Following the initial one day showing of Pop-Up Brooklyn in Bushwick, Brooklyn, the second incarnation of the museum was hosted by the Leslie/Lohman Gay Art Foundation and co-sponsored by CLAGS (The Center for Gay and Lesbian Studies at CUNY) and included several events in addition to the museum itself.
As described on the museum’s website:
The Pop-Up Museum of Queer History is a grassroots organization that transforms spaces into temporary installations celebrating the rich, long, and largely unknown histories of lesbian, gay, bisexual, and transgender people.
We believe that our community – and especially our youth – deserve to know our history. If you don’t know you have a past, how can you believe you have a future?
Featuring over thirty artists, archivists and academics, the curators Hugh Ryan and Buzz Slutsky have created an exciting compilation of queer art and history. Personally I really enjoyed the exhibit by the Lesbian Herstory Archives which included a collection of saucy lesbian pulp fiction covers.
The opening reception of the Pop-Up Soho exhibit was reportedly attended by over 700 people. Check out some photos of the opening night and get a glimpse of the exhibits here. The closing reception I attended featured a performance of RADCLYFFE, by Kestryl Cael Lowrey, a self proclaimed dandy trans butch performance artist.
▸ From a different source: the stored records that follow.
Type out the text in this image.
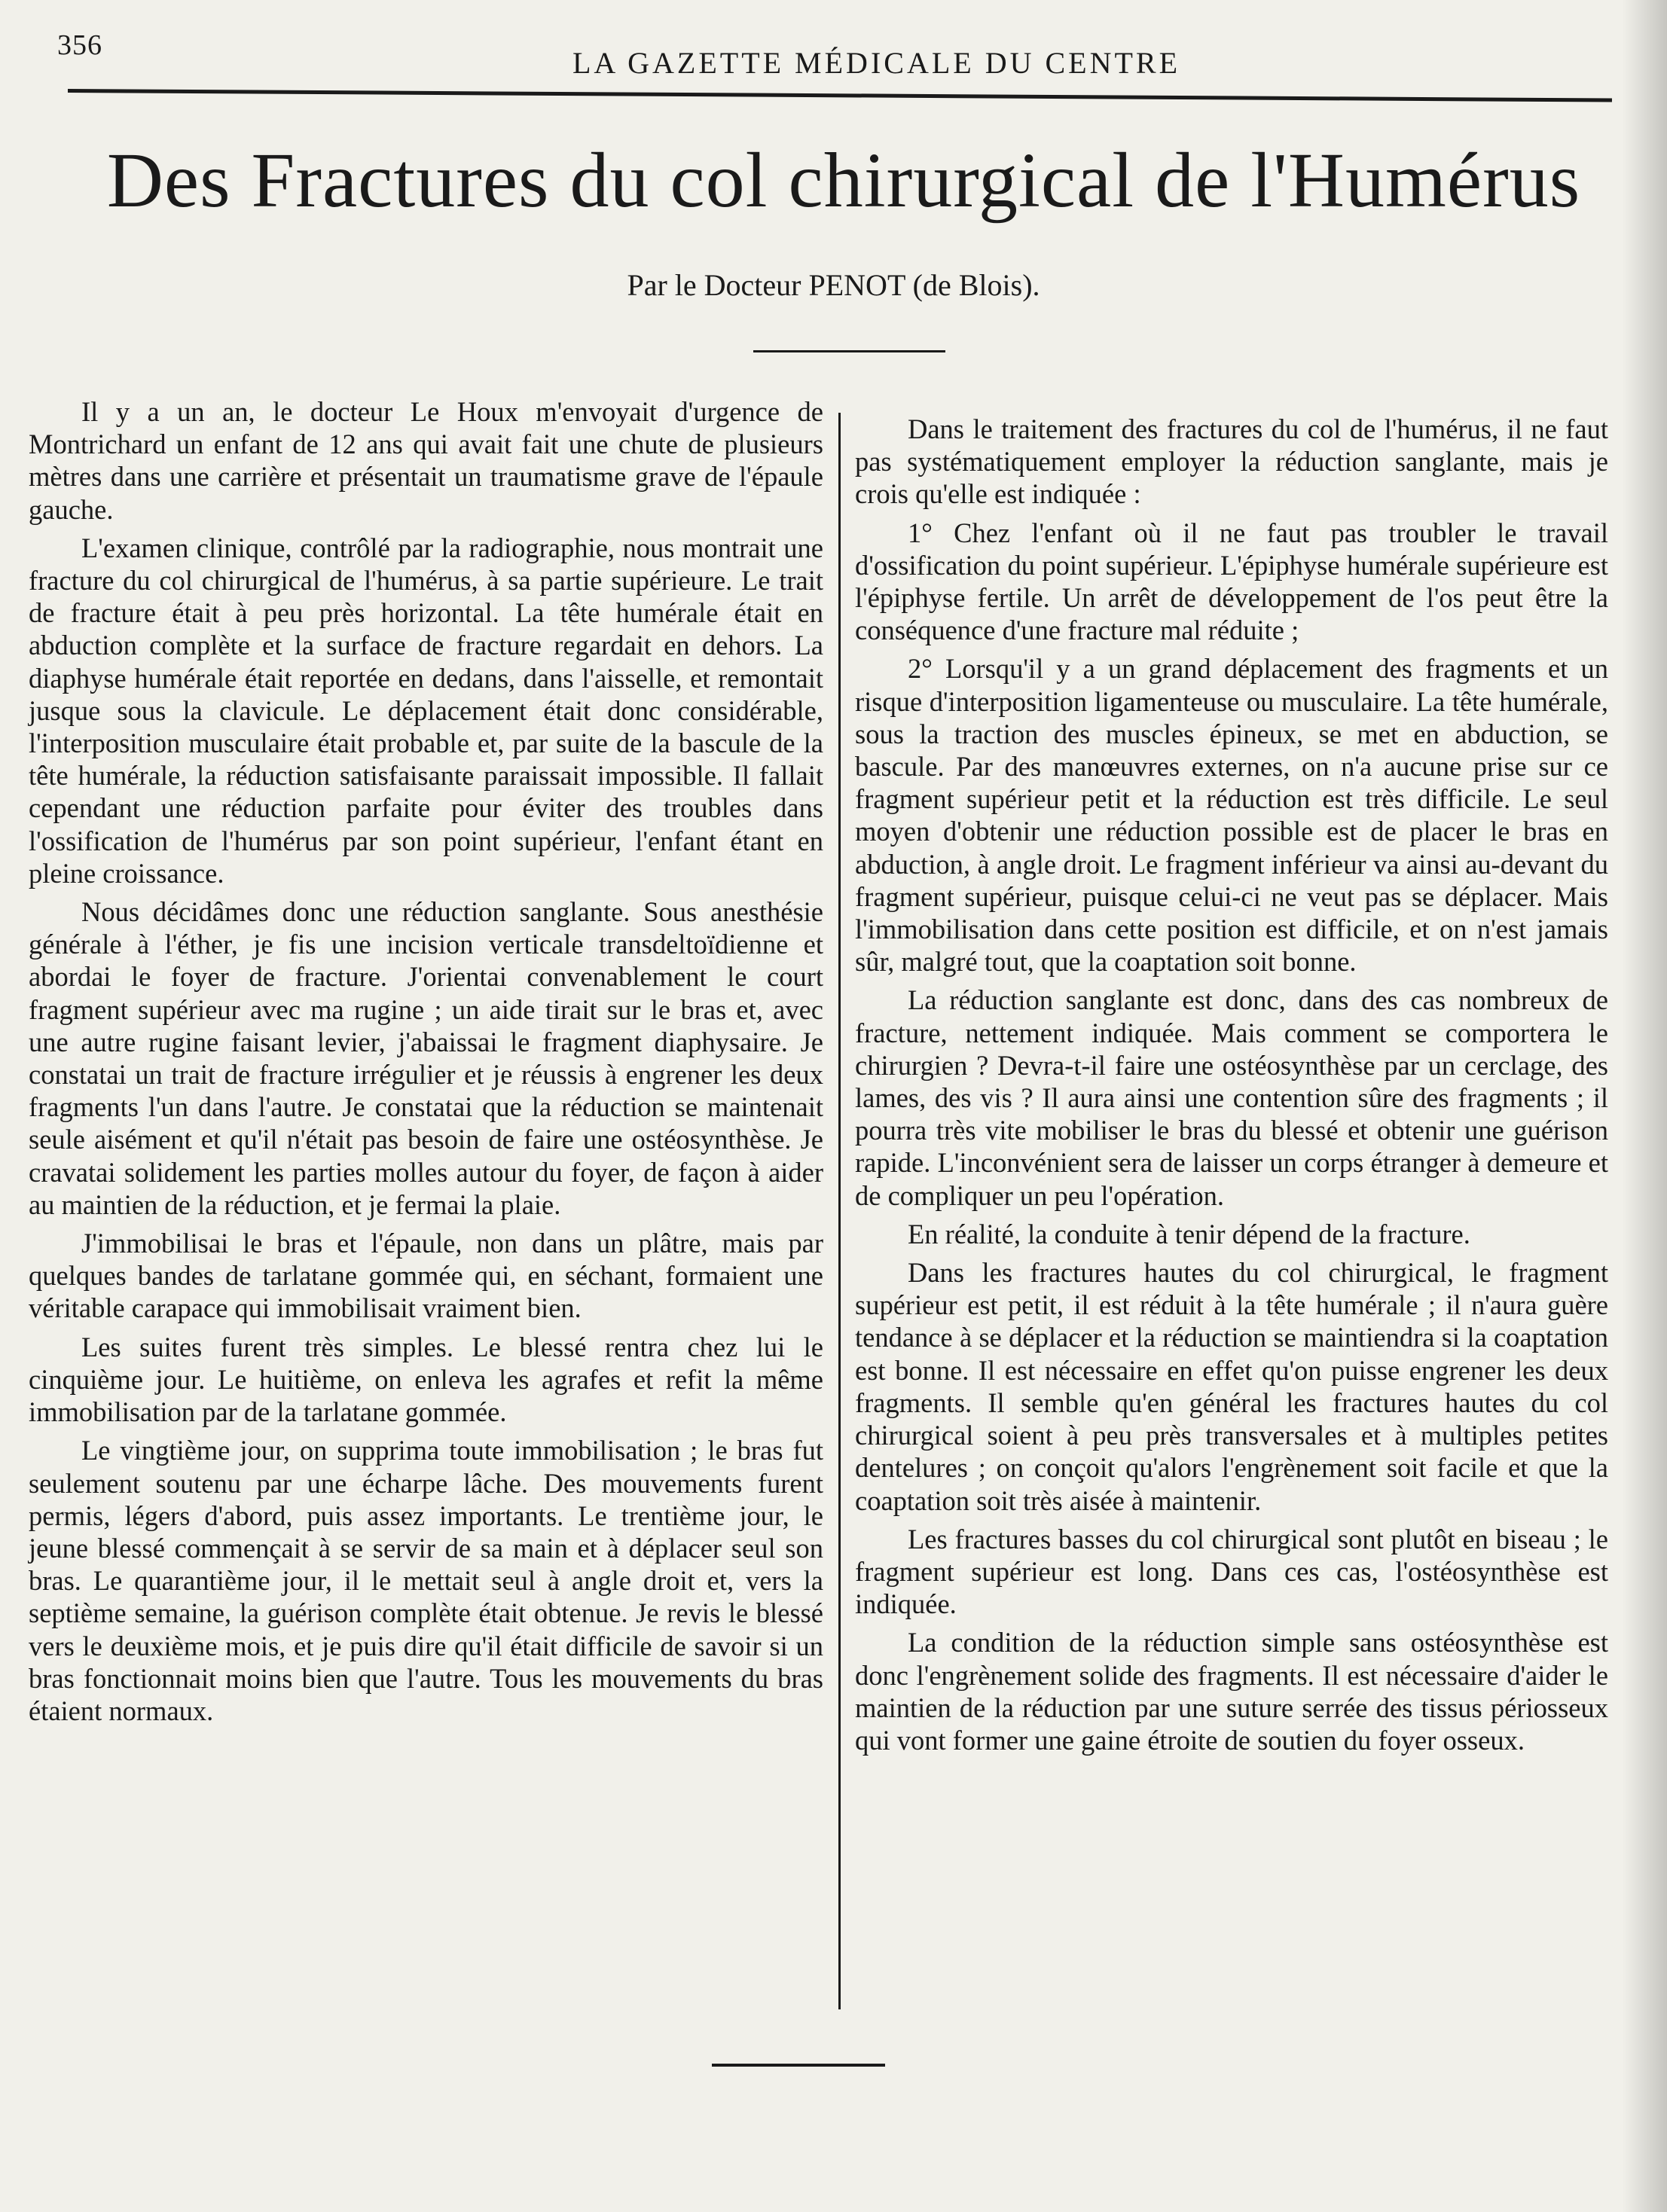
356
LA GAZETTE MÉDICALE DU CENTRE
Des Fractures du col chirurgical de l'Humérus
Par le Docteur PENOT (de Blois).

Il y a un an, le docteur Le Houx m'envoyait d'urgence de Montrichard un enfant de 12 ans qui avait fait une chute de plusieurs mètres dans une carrière et présentait un traumatisme grave de l'épaule gauche.

L'examen clinique, contrôlé par la radiographie, nous montrait une fracture du col chirurgical de l'humérus, à sa partie supérieure. Le trait de fracture était à peu près horizontal. La tête humérale était en abduction complète et la surface de fracture regardait en dehors. La diaphyse humérale était reportée en dedans, dans l'aisselle, et remontait jusque sous la clavicule. Le déplacement était donc considérable, l'interposition musculaire était probable et, par suite de la bascule de la tête humérale, la réduction satisfaisante paraissait impossible. Il fallait cependant une réduction parfaite pour éviter des troubles dans l'ossification de l'humérus par son point supérieur, l'enfant étant en pleine croissance.

Nous décidâmes donc une réduction sanglante. Sous anesthésie générale à l'éther, je fis une incision verticale transdeltoïdienne et abordai le foyer de fracture. J'orientai convenablement le court fragment supérieur avec ma rugine ; un aide tirait sur le bras et, avec une autre rugine faisant levier, j'abaissai le fragment diaphysaire. Je constatai un trait de fracture irrégulier et je réussis à engrener les deux fragments l'un dans l'autre. Je constatai que la réduction se maintenait seule aisément et qu'il n'était pas besoin de faire une ostéosynthèse. Je cravatai solidement les parties molles autour du foyer, de façon à aider au maintien de la réduction, et je fermai la plaie.

J'immobilisai le bras et l'épaule, non dans un plâtre, mais par quelques bandes de tarlatane gommée qui, en séchant, formaient une véritable carapace qui immobilisait vraiment bien.

Les suites furent très simples. Le blessé rentra chez lui le cinquième jour. Le huitième, on enleva les agrafes et refit la même immobilisation par de la tarlatane gommée.

Le vingtième jour, on supprima toute immobilisation ; le bras fut seulement soutenu par une écharpe lâche. Des mouvements furent permis, légers d'abord, puis assez importants. Le trentième jour, le jeune blessé commençait à se servir de sa main et à déplacer seul son bras. Le quarantième jour, il le mettait seul à angle droit et, vers la septième semaine, la guérison complète était obtenue. Je revis le blessé vers le deuxième mois, et je puis dire qu'il était difficile de savoir si un bras fonctionnait moins bien que l'autre. Tous les mouvements du bras étaient normaux.

Dans le traitement des fractures du col de l'humérus, il ne faut pas systématiquement employer la réduction sanglante, mais je crois qu'elle est indiquée :

1° Chez l'enfant où il ne faut pas troubler le travail d'ossification du point supérieur. L'épiphyse humérale supérieure est l'épiphyse fertile. Un arrêt de développement de l'os peut être la conséquence d'une fracture mal réduite ;

2° Lorsqu'il y a un grand déplacement des fragments et un risque d'interposition ligamenteuse ou musculaire. La tête humérale, sous la traction des muscles épineux, se met en abduction, se bascule. Par des manœuvres externes, on n'a aucune prise sur ce fragment supérieur petit et la réduction est très difficile. Le seul moyen d'obtenir une réduction possible est de placer le bras en abduction, à angle droit. Le fragment inférieur va ainsi au-devant du fragment supérieur, puisque celui-ci ne veut pas se déplacer. Mais l'immobilisation dans cette position est difficile, et on n'est jamais sûr, malgré tout, que la coaptation soit bonne.

La réduction sanglante est donc, dans des cas nombreux de fracture, nettement indiquée. Mais comment se comportera le chirurgien ? Devra-t-il faire une ostéosynthèse par un cerclage, des lames, des vis ? Il aura ainsi une contention sûre des fragments ; il pourra très vite mobiliser le bras du blessé et obtenir une guérison rapide. L'inconvénient sera de laisser un corps étranger à demeure et de compliquer un peu l'opération.

En réalité, la conduite à tenir dépend de la fracture.

Dans les fractures hautes du col chirurgical, le fragment supérieur est petit, il est réduit à la tête humérale ; il n'aura guère tendance à se déplacer et la réduction se maintiendra si la coaptation est bonne. Il est nécessaire en effet qu'on puisse engrener les deux fragments. Il semble qu'en général les fractures hautes du col chirurgical soient à peu près transversales et à multiples petites dentelures ; on conçoit qu'alors l'engrènement soit facile et que la coaptation soit très aisée à maintenir.

Les fractures basses du col chirurgical sont plutôt en biseau ; le fragment supérieur est long. Dans ces cas, l'ostéosynthèse est indiquée.

La condition de la réduction simple sans ostéosynthèse est donc l'engrènement solide des fragments. Il est nécessaire d'aider le maintien de la réduction par une suture serrée des tissus périosseux qui vont former une gaine étroite de soutien du foyer osseux.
Lowrey’s performance of RADCLYFFE channels the English lesbian poet and author Radcylffe Hall’s persona and is described as follows:
Radclyffe Hall was a butch who swaggered her way through the early 20th century.She smoked green cigars, had innumerable illicit affairs, and penned the swiftly censored lesbian literary classic, ‘The Well of Loneliness.’ This pseudo-historical solo performance weaves together stories from Radclyffe’s life and times with what England’s second most notorious invert would have to say about queer life today, such as: “Whatever happened to ‘romantic friendships’? What the hell is a ‘genderqueer?’ And where can a butch get a good haircut in this town?!”
With over 1500 attendees to the three-week Soho Pop-Up, there are plans in the works to travel to other parts of the country in the near future. It was only this year that the first GLBT History Museum opened in the San Francisco, so this has been an exciting year for celebrating queer history.